Jay Leno is under attack by Catholic League after joking about a bishop who recently confessed to fathering children. The host poked fun at the church's teachings during his monologue on "The Tonight Show with Jay Leno" airing on Monday, January 23, which was actually a rerun of a January 5 episode.
"There are those who will say, sure, Leno was tough on the bishop, but what do you expect from a late-night talk show host? After all, had there been no wrongdoing, there would have been no wise crack," the group's president Bill Donohue said before adding, "This view is seriously mistaken."
Claiming that "the most serious cases of the sexual abuse of minors currently taking place are among Orthodox Jewish rabbis in Brooklyn", and that "the rate of HIV/AIDS among homosexuals is 50 times higher than in the rest of the population", Donohue stated, "Yet, Leno would never tell a joke at their expense."

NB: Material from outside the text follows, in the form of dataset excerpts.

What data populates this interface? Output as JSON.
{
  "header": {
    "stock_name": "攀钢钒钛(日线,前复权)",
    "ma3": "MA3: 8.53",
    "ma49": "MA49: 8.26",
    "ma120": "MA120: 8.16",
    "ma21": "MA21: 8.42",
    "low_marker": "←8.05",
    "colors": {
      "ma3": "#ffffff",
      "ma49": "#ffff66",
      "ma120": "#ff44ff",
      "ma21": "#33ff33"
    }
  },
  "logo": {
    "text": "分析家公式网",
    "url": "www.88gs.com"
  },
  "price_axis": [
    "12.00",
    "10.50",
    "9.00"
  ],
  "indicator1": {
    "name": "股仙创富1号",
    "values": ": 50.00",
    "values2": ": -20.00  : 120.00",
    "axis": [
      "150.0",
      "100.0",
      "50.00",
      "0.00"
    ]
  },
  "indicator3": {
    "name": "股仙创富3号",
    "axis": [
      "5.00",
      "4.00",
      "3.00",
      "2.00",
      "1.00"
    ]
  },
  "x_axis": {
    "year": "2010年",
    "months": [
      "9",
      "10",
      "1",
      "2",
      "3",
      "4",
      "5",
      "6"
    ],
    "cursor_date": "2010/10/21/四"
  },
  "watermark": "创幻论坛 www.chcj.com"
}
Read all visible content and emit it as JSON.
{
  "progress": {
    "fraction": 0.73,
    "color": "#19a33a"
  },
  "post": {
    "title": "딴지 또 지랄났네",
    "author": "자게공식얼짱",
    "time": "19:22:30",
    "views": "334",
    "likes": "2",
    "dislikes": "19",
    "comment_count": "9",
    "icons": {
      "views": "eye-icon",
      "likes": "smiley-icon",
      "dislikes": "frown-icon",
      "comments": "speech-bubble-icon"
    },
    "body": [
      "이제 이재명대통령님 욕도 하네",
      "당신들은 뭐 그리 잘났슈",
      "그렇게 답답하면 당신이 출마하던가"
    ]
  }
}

Donohue went on adding, "But if there is one wayward Catholic clergyman, it's not only acceptable to ridicule him, it's okay to mock the teachings of the Catholic Church." He also pointed out that Leno has "a long track record of bashing Catholicism" prior to the recent jokes.
In his monologue, Leno joked about Los Angeles area Bishop Gabino Zavala who resigned after confessing to fathering two children. "I thought bishops could only move diagonally. I didn't know they could move up and down," the 61-year-old said while making hand movements to illustrate his point.
"Isn't it amazing the bishop of L.A. confessed to fathering two children?" he further said to amuse the audience. "But, hey, he didn't use birth control, so at least he followed the church rules. Yah gotta give him credit for that."
It's not the only backlash that Leno is currently facing. The NBC host has also been under fire after featuring the Golden Temple, the holiest shrine of the Sikhs in the North Indian city of Amritsar, as the summer home of Republican candidate Mitt Romney in a skit.
India's minister for NRIs (Non-Resident Indians) Vayalar Ravi stated on Monday, "It is quite unfortunate and quite objectionable that such a comment has been made after showing the Golden Temple." Meanwhile, the Sikh community has launched a boycott via Facebook page.
Responding to the issue, State Department spokeswoman Victoria Nuland said that Leno's comment was protected by the U.S. Constitution. "I hope [Leno will] be appreciative if we make the point that his comments are constitutionally protected in the United States under free speech and, frankly, they appeared to be satirical in nature," she told reporters.
She, however, pointed out that the U.S. had "absolute respect" for all Indians, including Sikhs, adding, "Our view is obviously that Sikh Americans have contributed greatly to the United States."